After spending some time in the main, sizable pool, he decided he wanted to visit the smaller kiddies pool, where he had spent time before he learned to swim. The water therein is only 12 inches deep.
We’d been there awhile, enjoying the slightly saline water and the sun, examining the various jets and filters, when he suddenly said, “Grandpa, there’s a mouse!” and scampered out of the water posthaste.
I looked around the circular pool, and sure enough, he was right.
An observant child, he had spotted the little creature in the shadows in the almost rectangular opening below the filter basket, just above water level. It was barely discernible to me. It would venture forward a bit, then retreat, but never far from the opening. It looked to be in distress.
The thought occurred to me: who’s to say this isn’t a relative of Mickey and Minnie (my grandson loves Disneyland and Disney characters)? We had also recently viewed an animated film, “The Tales of Despereaux,” featuring a brave mouse who helps rescue a princess who has fallen into the clutches of some nefarious rats. Was that coincidence?
About this time my daughter, an inveterate animal lover, arrived to pick up her son. I told her about the plight of the mouse.
She marched over to the round plastic cover above the filter basket and, with my help, removed it. We could see the backside of the mouse as it crouched above water level, perched on the rim of the rectangular opening, able to move neither forward nor backward without falling into what must have seemed to it to be an ocean. It had more room to move forward than backward, but it must have sensed that, if it ventured too far ahead, it would slide down a slippery slope into a sea from which there might well be no escape.
I surmised it had, perhaps in pursuit of an insect, probably initially fallen through a hole in the cover into the round well of water in which the basket sat. It had managed to climb out of the water, but the only place of comparative refuge was where it now sat, trapped.
“How do we get it out?” my daughter asked.
“We need a stick,” I replied. “Like a small branch or something.”
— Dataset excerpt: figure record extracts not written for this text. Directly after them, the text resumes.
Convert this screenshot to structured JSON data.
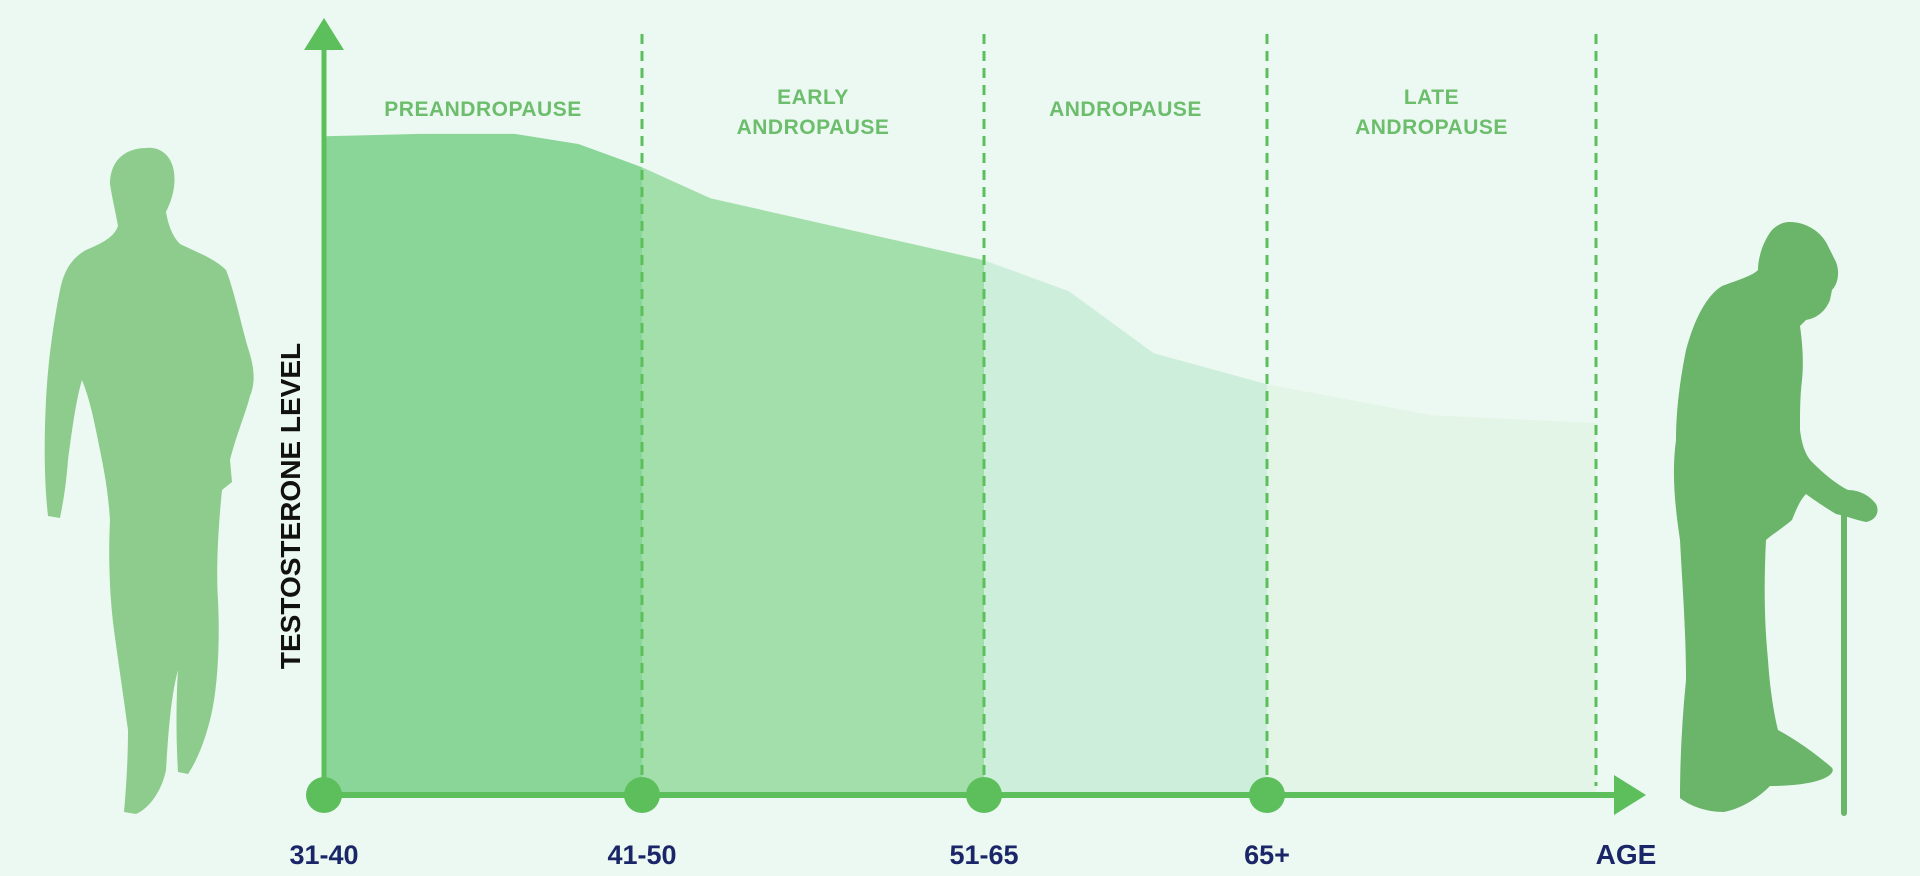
{
  "chart_data": {
    "type": "area",
    "ylabel": "TESTOSTERONE LEVEL",
    "xlabel": "AGE",
    "ylim": [
      0,
      100
    ],
    "grid": false,
    "categories": [
      "31-40",
      "41-50",
      "51-65",
      "65+"
    ],
    "phases": [
      {
        "lines": [
          "PREANDROPAUSE"
        ]
      },
      {
        "lines": [
          "EARLY",
          "ANDROPAUSE"
        ]
      },
      {
        "lines": [
          "ANDROPAUSE"
        ]
      },
      {
        "lines": [
          "LATE",
          "ANDROPAUSE"
        ]
      }
    ],
    "curve": {
      "x": [
        0,
        0.3,
        0.6,
        0.8,
        1.0,
        1.2,
        1.5,
        1.8,
        2.0,
        2.3,
        2.6,
        3.0,
        3.5,
        4.0
      ],
      "y": [
        85,
        85.3,
        85.3,
        84,
        81,
        77,
        74,
        71,
        69,
        65,
        57,
        53,
        49,
        48
      ]
    },
    "colors": {
      "background": "#ecf9f2",
      "axis": "#5cbf5c",
      "tick_text": "#1a2668",
      "phase_text": "#6cbd6c",
      "axis_title": "#111111",
      "fills": [
        "#8ad698",
        "#a3dfaa",
        "#cdeedb",
        "#e2f5e6"
      ],
      "young_man": "#8dcc8d",
      "old_man": "#6ab56a"
    },
    "icons": {
      "left": "young-man-silhouette-icon",
      "right": "elderly-man-with-cane-silhouette-icon"
    }
  }
}
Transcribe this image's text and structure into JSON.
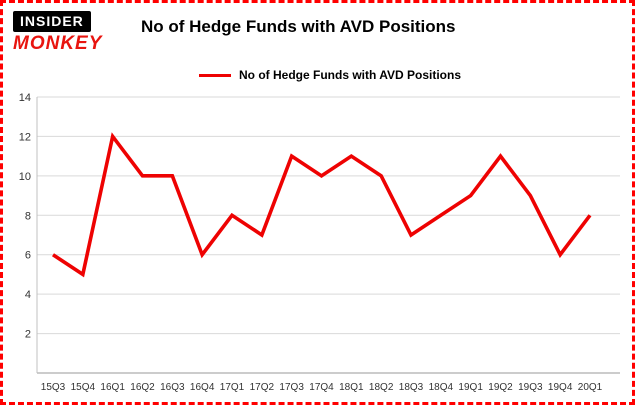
{
  "header": {
    "logo_top": "INSIDER",
    "logo_bottom": "MONKEY",
    "title": "No of Hedge Funds with AVD Positions"
  },
  "legend": {
    "label": "No of Hedge Funds with AVD Positions"
  },
  "colors": {
    "border_red": "#ff0000",
    "logo_red": "#e8140f",
    "line_red": "#ee0202",
    "gridline_gray": "#d9d9d9",
    "axis_gray": "#9a9a9a",
    "text_black": "#000000"
  },
  "chart_data": {
    "type": "line",
    "title": "No of Hedge Funds with AVD Positions",
    "categories": [
      "15Q3",
      "15Q4",
      "16Q1",
      "16Q2",
      "16Q3",
      "16Q4",
      "17Q1",
      "17Q2",
      "17Q3",
      "17Q4",
      "18Q1",
      "18Q2",
      "18Q3",
      "18Q4",
      "19Q1",
      "19Q2",
      "19Q3",
      "19Q4",
      "20Q1"
    ],
    "series": [
      {
        "name": "No of Hedge Funds with AVD Positions",
        "color": "#ee0202",
        "values": [
          6,
          5,
          12,
          10,
          10,
          6,
          8,
          7,
          11,
          10,
          11,
          10,
          7,
          8,
          9,
          11,
          9,
          6,
          8
        ]
      }
    ],
    "xlabel": "",
    "ylabel": "",
    "ylim": [
      0,
      14
    ],
    "yticks": [
      2,
      4,
      6,
      8,
      10,
      12,
      14
    ],
    "grid": true,
    "legend_position": "top-left"
  }
}
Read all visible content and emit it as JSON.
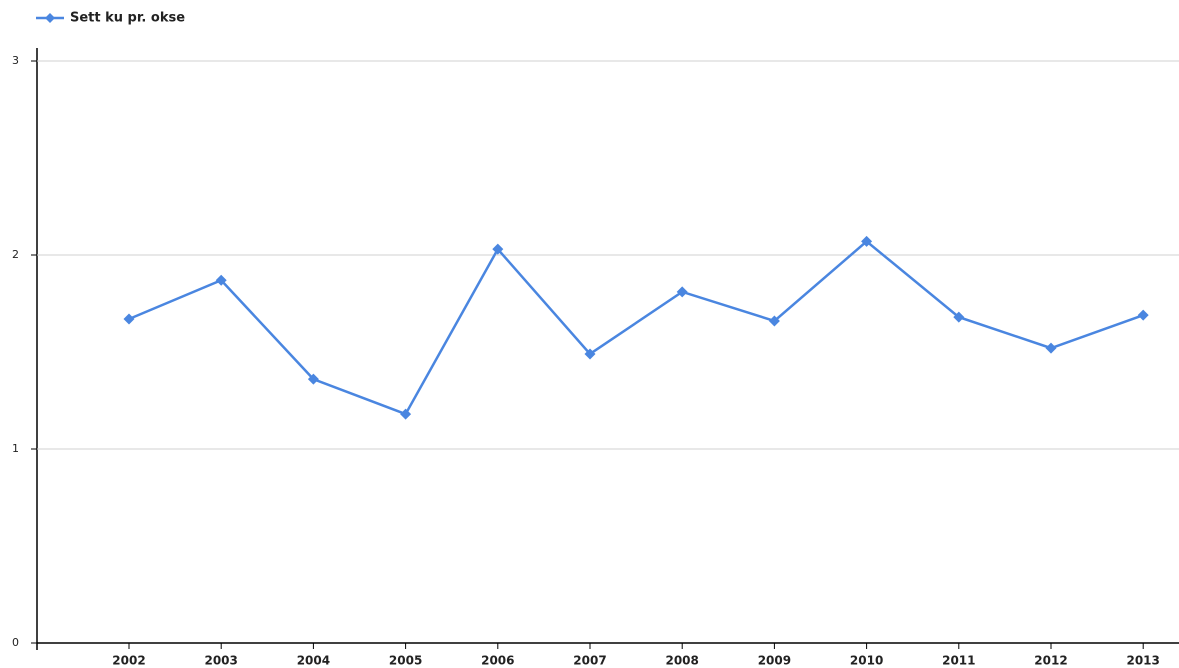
{
  "chart_data": {
    "type": "line",
    "categories": [
      "2002",
      "2003",
      "2004",
      "2005",
      "2006",
      "2007",
      "2008",
      "2009",
      "2010",
      "2011",
      "2012",
      "2013"
    ],
    "series": [
      {
        "name": "Sett ku pr. okse",
        "color": "#4a86e0",
        "values": [
          1.67,
          1.87,
          1.36,
          1.18,
          2.03,
          1.49,
          1.81,
          1.66,
          2.07,
          1.68,
          1.52,
          1.69
        ]
      }
    ],
    "ylim": [
      0,
      3
    ],
    "yticks": [
      0,
      1,
      2,
      3
    ],
    "grid": true,
    "legend": "top-left"
  }
}
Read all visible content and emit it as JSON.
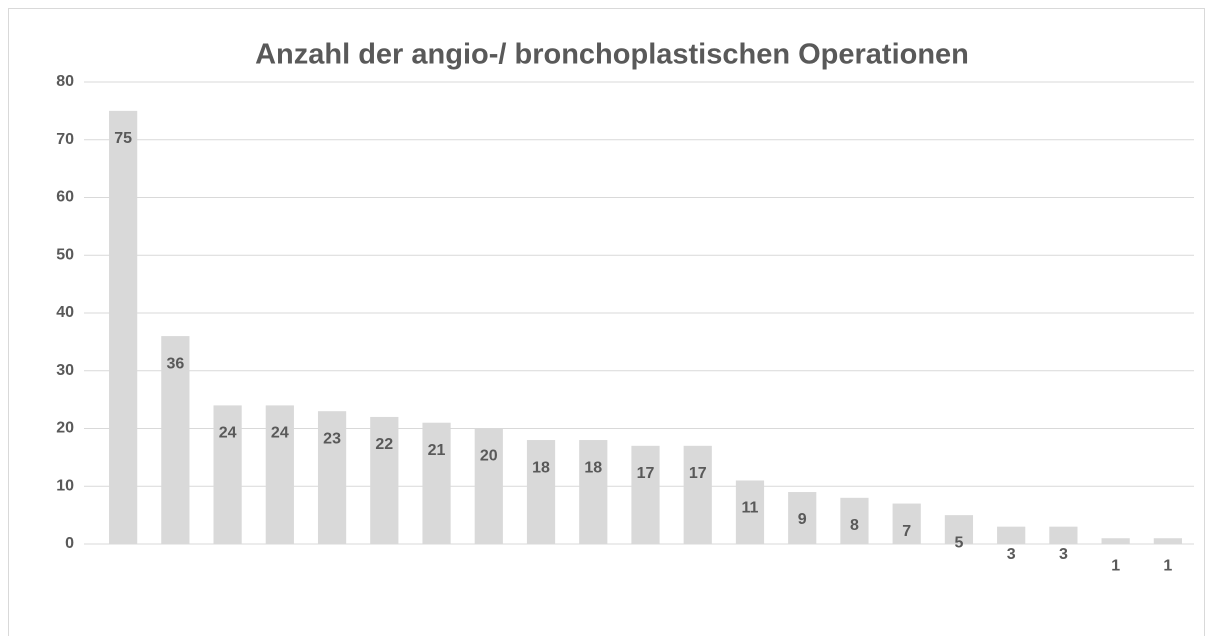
{
  "chart_data": {
    "type": "bar",
    "title": "Anzahl der angio-/ bronchoplastischen Operationen",
    "categories": [
      null,
      null,
      null,
      null,
      null,
      null,
      null,
      null,
      null,
      null,
      null,
      null,
      null,
      null,
      null,
      null,
      null,
      null,
      null,
      null,
      null
    ],
    "values": [
      75,
      36,
      24,
      24,
      23,
      22,
      21,
      20,
      18,
      18,
      17,
      17,
      11,
      9,
      8,
      7,
      5,
      3,
      3,
      1,
      1
    ],
    "color": "#d9d9d9",
    "ylim": [
      0,
      80
    ],
    "yticks": [
      0,
      10,
      20,
      30,
      40,
      50,
      60,
      70,
      80
    ],
    "grid": true
  }
}
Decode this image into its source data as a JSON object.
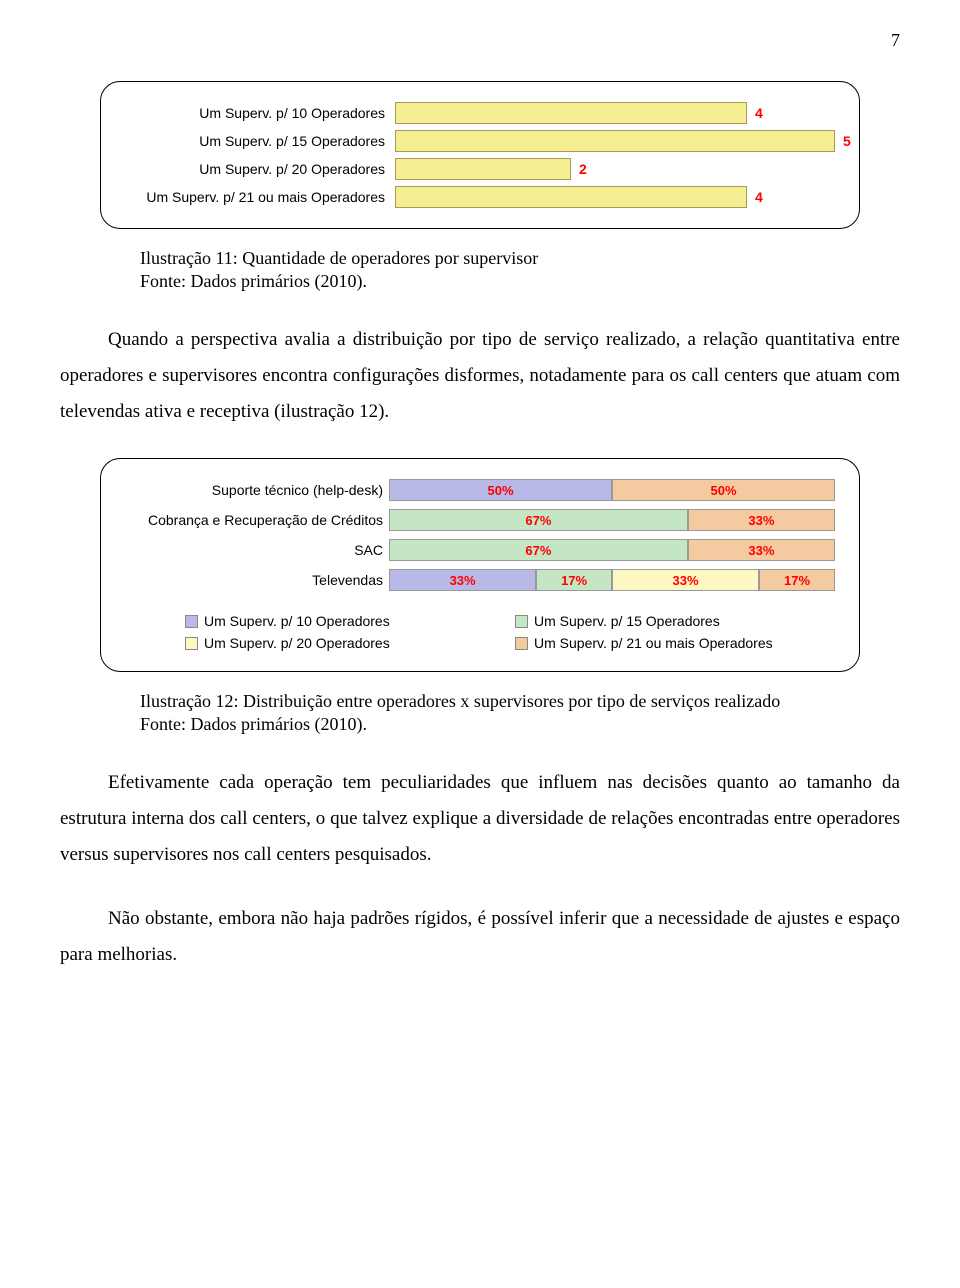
{
  "page_number": "7",
  "chart1": {
    "type": "bar",
    "max_value": 5,
    "bar_fill": "#f5ee92",
    "bar_border": "#a89a50",
    "value_color": "#ff0000",
    "label_fontsize": 14,
    "value_fontsize": 14,
    "rows": [
      {
        "label": "Um Superv. p/  10 Operadores",
        "value": 4
      },
      {
        "label": "Um Superv. p/  15 Operadores",
        "value": 5
      },
      {
        "label": "Um Superv. p/  20 Operadores",
        "value": 2
      },
      {
        "label": "Um Superv. p/  21 ou mais Operadores",
        "value": 4
      }
    ]
  },
  "caption1_line1": "Ilustração 11: Quantidade de operadores por supervisor",
  "caption1_line2": "Fonte: Dados primários (2010).",
  "para1": "Quando a perspectiva avalia a distribuição por tipo de serviço realizado, a relação quantitativa entre operadores e supervisores encontra configurações disformes, notadamente para os call centers que atuam com televendas ativa e receptiva (ilustração 12).",
  "chart2": {
    "type": "stacked-bar",
    "value_color": "#ff0000",
    "label_fontsize": 14,
    "colors": {
      "c10": "#b9b9e8",
      "c15": "#c5e6c5",
      "c20": "#fdf7c4",
      "c21": "#f4cba0"
    },
    "rows": [
      {
        "label": "Suporte técnico (help-desk)",
        "segments": [
          {
            "key": "c10",
            "value": 50,
            "text": "50%"
          },
          {
            "key": "c21",
            "value": 50,
            "text": "50%"
          }
        ]
      },
      {
        "label": "Cobrança e Recuperação de Créditos",
        "segments": [
          {
            "key": "c15",
            "value": 67,
            "text": "67%"
          },
          {
            "key": "c21",
            "value": 33,
            "text": "33%"
          }
        ]
      },
      {
        "label": "SAC",
        "segments": [
          {
            "key": "c15",
            "value": 67,
            "text": "67%"
          },
          {
            "key": "c21",
            "value": 33,
            "text": "33%"
          }
        ]
      },
      {
        "label": "Televendas",
        "segments": [
          {
            "key": "c10",
            "value": 33,
            "text": "33%"
          },
          {
            "key": "c15",
            "value": 17,
            "text": "17%"
          },
          {
            "key": "c20",
            "value": 33,
            "text": "33%"
          },
          {
            "key": "c21",
            "value": 17,
            "text": "17%"
          }
        ]
      }
    ],
    "legend": [
      {
        "key": "c10",
        "label": "Um Superv. p/  10 Operadores"
      },
      {
        "key": "c15",
        "label": "Um Superv. p/  15 Operadores"
      },
      {
        "key": "c20",
        "label": "Um Superv. p/  20 Operadores"
      },
      {
        "key": "c21",
        "label": "Um Superv. p/  21 ou mais Operadores"
      }
    ]
  },
  "caption2_line1": "Ilustração 12: Distribuição entre operadores x supervisores por tipo de serviços realizado",
  "caption2_line2": "Fonte: Dados primários (2010).",
  "para2": "Efetivamente cada operação tem peculiaridades que influem nas decisões quanto ao tamanho da estrutura interna dos call centers, o que talvez explique a diversidade de relações encontradas entre operadores versus supervisores nos call centers pesquisados.",
  "para3": "Não obstante, embora não haja padrões rígidos, é possível inferir que a necessidade de ajustes e espaço para melhorias."
}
She quickly broke off a branch of a nearby small tree and brought it. I thought perhaps it was best to insert the branch from the pool side, in front of the mouse, but she approached the mouse from the rear, through the opening above the filter basket.
Fortunately, it responded in the manner we intended, and climbed onto the branch.
She quickly removed the branch and lowered the mouse to the nearby dirt.
Other than being obviously wet, it seemed none the worse for wear, so probably had not been in the predicament long. Sitting, it dried its whiskers with its front paws, then promptly disappeared.
This seems like such a small thing. And, in the big scheme of things, it is. But life is comprised of small things. In addition to probably saving the life of one of nature’s many creatures, my daughter’s actions taught my grandson a valuable lesson — about being helpful whenever possible, about being resourceful, about reverence for the sanctity of life.
I think those are things he will remember.